Beauty, according to the ancient Greek philosopher Plato (c. 427–347 B.C.E.), is the most accessible of the Forms. Forms are transcendent sources of the essential qualities of things, the qualities that make things what they are. The proper relation among these qualities, their harmony, is what makes a thing beautiful. We are naturally drawn to beautiful things, wanting to possess them and to perpetuate their beauty in creations of our own.

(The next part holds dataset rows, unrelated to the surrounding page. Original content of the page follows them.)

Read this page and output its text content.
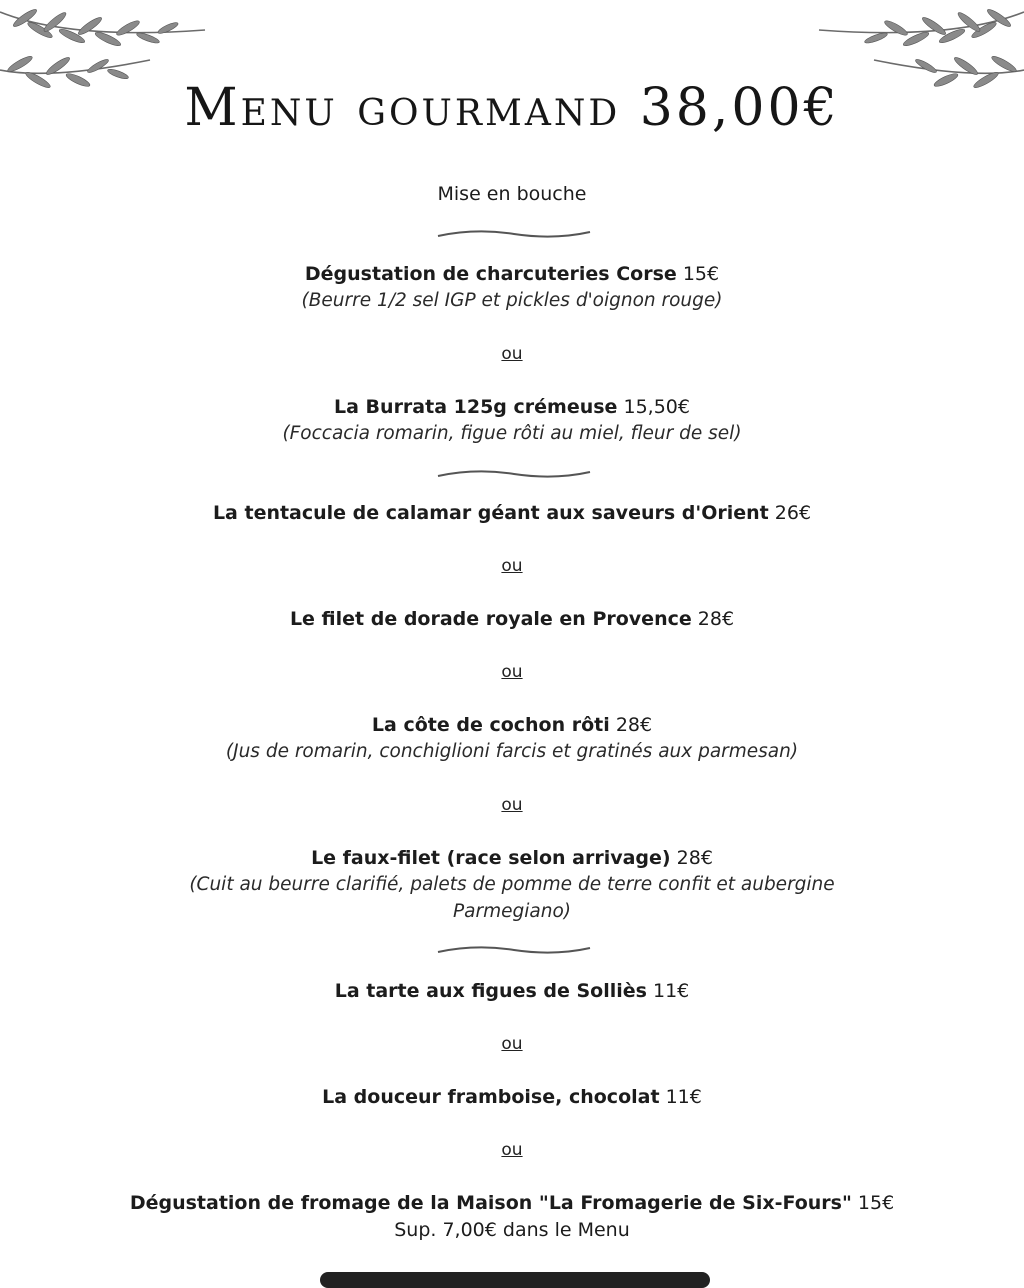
Menu gourmand 38,00€
Mise en bouche
Dégustation de charcuteries Corse 15€
(Beurre 1/2 sel IGP et pickles d'oignon rouge)
ou
La Burrata 125g crémeuse 15,50€
(Foccacia romarin, figue rôti au miel, fleur de sel)
La tentacule de calamar géant aux saveurs d'Orient 26€
ou
Le filet de dorade royale en Provence 28€
ou
La côte de cochon rôti 28€
(Jus de romarin, conchiglioni farcis et gratinés aux parmesan)
ou
Le faux-filet (race selon arrivage) 28€
(Cuit au beurre clarifié, palets de pomme de terre confit et aubergine
Parmegiano)
La tarte aux figues de Solliès 11€
ou
La douceur framboise, chocolat 11€
ou
Dégustation de fromage de la Maison "La Fromagerie de Six-Fours" 15€
Sup. 7,00€ dans le Menu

From J. Wentzel Vrede van Huyssteen, Encyclopedia Of Science And Religion

Our love of beauty leads us to seek it in increasingly more enduring forms of enjoyment and creation: from particular physical objects to friends and children, to public institutions and societal laws, to scientific theories and philosophical systems, and finally to Beauty itself. Thus Beauty is the harmonizing structure that give things their integrity, we desire it above all else, and in its presence we are able to create things of enduring worth. It is both the measure of our good and the enkindling agent for its accomplishment. Western notions of beauty since Plato are but a series of footnotes to these linked notions.

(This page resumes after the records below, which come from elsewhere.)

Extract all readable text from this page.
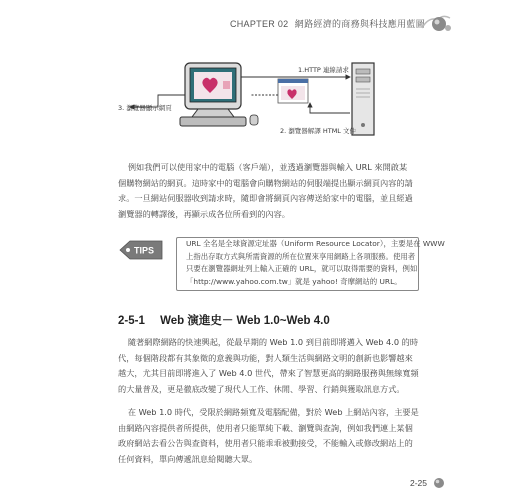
CHAPTER 02 網路經濟的商務與科技應用藍圖
1.HTTP 連線請求
2. 瀏覽器解譯 HTML 文件
3. 瀏覽器顯示網頁
例如我們可以使用家中的電腦（客戶端），並透過瀏覽器與輸入 URL 來開啟某
個購物網站的網頁。這時家中的電腦會向購物網站的伺服端提出顯示網頁內容的請
求。一旦網站伺服器收到請求時，隨即會將網頁內容傳送給家中的電腦，並且經過
瀏覽器的轉譯後，再顯示成各位所看到的內容。
TIPS
URL 全名是全球資源定址器（Uniform Resource Locator），主要是在 WWW
上指出存取方式與所需資源的所在位置來享用網路上各項服務。使用者
只要在瀏覽器網址列上輸入正確的 URL，就可以取得需要的資料，例如
「http://www.yahoo.com.tw」就是 yahoo! 奇摩網站的 URL。
2-5-1 Web 演進史－ Web 1.0~Web 4.0
隨著網際網路的快速興起，從最早期的 Web 1.0 到目前即將邁入 Web 4.0 的時
代，每個階段都有其象徵的意義與功能，對人類生活與網路文明的創新也影響越來
越大，尤其目前即將進入了 Web 4.0 世代，帶來了智慧更高的網路服務與無線寬頻
的大量普及，更是徹底改變了現代人工作、休閒、學習、行銷與獲取訊息方式。
在 Web 1.0 時代，受限於網路頻寬及電腦配備，對於 Web 上網站內容，主要是
由網路內容提供者所提供，使用者只能單純下載、瀏覽與查詢，例如我們連上某個
政府網站去看公告與查資料，使用者只能乖乖被動接受，不能輸入或修改網站上的
任何資料，單向傳遞訊息給閱聽大眾。
2-25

Objective interpretations Aristotle emphasizes the notion of structure: The beauty of a thing lies in its formal and final causes, in the imposition of appropriate ordering principles of symmetry and unity upon indeterminate matter. He argues that for a work of art, such as a tragedy, to be excellent it must adhere to proper unities of time, place, and narrative sequence. Plotinus (205–270 C.E.) emphasizes the notion of beauty’s lure, the ascent by its means to the timeless.

Beauty is not merely symmetry and unity; it is a power irradiating them, for which we yearn and through which we can transcend that about us which is perishing. The early Christian theologian Augustine of Hippo (354–430 C.E.) identifies this power as God, through the beauty of whose Word our restless selves find salvation’s rest.